Project xanadu document dump

This has only the vaguest relationship to the content of this blog, but I'm posting it here because it's the place I'm most likely to look later.

A little context: I am a huge fan of Project Xanadu, and a ridiculous percentage of my personal projects have to do with variants on the Xanadu designs (mostly xu88 and zigzag). Going through my scribd feed I discovered that I at some point gathered and repackaged a bunch of old Project Xanadu documents and stuck them up there. I have the tendency to download every pdf I see, and I have a tendency to on occasion upload every pdf I have hanging around that looks public domain to scribd so they don't prevent me from downloading pdfs from them.

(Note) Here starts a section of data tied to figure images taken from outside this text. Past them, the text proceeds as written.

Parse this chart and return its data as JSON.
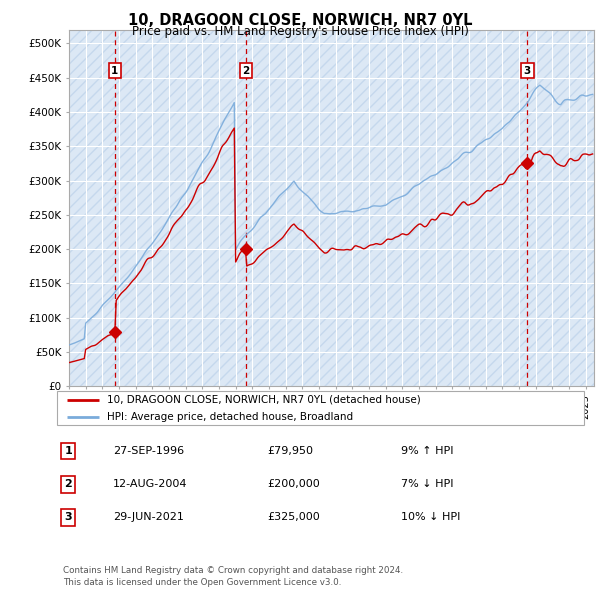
{
  "title": "10, DRAGOON CLOSE, NORWICH, NR7 0YL",
  "subtitle": "Price paid vs. HM Land Registry's House Price Index (HPI)",
  "ylabel_ticks": [
    "£0",
    "£50K",
    "£100K",
    "£150K",
    "£200K",
    "£250K",
    "£300K",
    "£350K",
    "£400K",
    "£450K",
    "£500K"
  ],
  "ytick_values": [
    0,
    50000,
    100000,
    150000,
    200000,
    250000,
    300000,
    350000,
    400000,
    450000,
    500000
  ],
  "ylim": [
    0,
    520000
  ],
  "xlim_start": 1994.0,
  "xlim_end": 2025.5,
  "sale_dates": [
    1996.75,
    2004.62,
    2021.5
  ],
  "sale_prices": [
    79950,
    200000,
    325000
  ],
  "sale_labels": [
    "1",
    "2",
    "3"
  ],
  "hpi_color": "#7aabdb",
  "sale_color": "#cc0000",
  "vline_color": "#cc0000",
  "legend_line1": "10, DRAGOON CLOSE, NORWICH, NR7 0YL (detached house)",
  "legend_line2": "HPI: Average price, detached house, Broadland",
  "table_rows": [
    {
      "num": "1",
      "date": "27-SEP-1996",
      "price": "£79,950",
      "hpi": "9% ↑ HPI"
    },
    {
      "num": "2",
      "date": "12-AUG-2004",
      "price": "£200,000",
      "hpi": "7% ↓ HPI"
    },
    {
      "num": "3",
      "date": "29-JUN-2021",
      "price": "£325,000",
      "hpi": "10% ↓ HPI"
    }
  ],
  "footer": "Contains HM Land Registry data © Crown copyright and database right 2024.\nThis data is licensed under the Open Government Licence v3.0.",
  "xtick_years": [
    1994,
    1995,
    1996,
    1997,
    1998,
    1999,
    2000,
    2001,
    2002,
    2003,
    2004,
    2005,
    2006,
    2007,
    2008,
    2009,
    2010,
    2011,
    2012,
    2013,
    2014,
    2015,
    2016,
    2017,
    2018,
    2019,
    2020,
    2021,
    2022,
    2023,
    2024,
    2025
  ]
}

So, if I don't link it up again, I will probably lose track of it for another few years.

xanadu

Note on copyright: IP belonging to Project Xanadu, Xanadu Operating Company, etc., is actually even more complicated than normal IP concerns. Early Xanadu material was made by an ever-refreshing group operating under 'Plan R doctrine': the idea that if one member lost contact with the rest of the group for a long period and no release seemed imminent, that one member would be expected to release the material he or she had in his or her possession to the public regardless of who wrote it. This conflicts with the fact that everyone involved kept copyright on their work, and various members of the group have different ideas about what qualifies as long enough for Plan R to be enacted, how little contact is necessary, and what constitutes a reasonable attempt to contact the rest of the group. Furthermore, XOC both operated on its own and was at one time a subsidiary of Autodesk, which may or may not affect copyright claims for material that was in XOC's possession during the Autodesk period or made during the Autodesk period by XOC. So, there is a fairly long history of one member (usually Ted Nelson) blessing an independent implementation or a particular release and then another member coming out of the woodwork unexpectedly with a suit or a complaint (this happened with gzz -- which is now known as FenFire and does not support zzstructures -- and may or may not be involved in the problems with the Udanax Gold release, which is source code in a SmallTalk-like language that compiles to C++ but for which no working compiler can be released).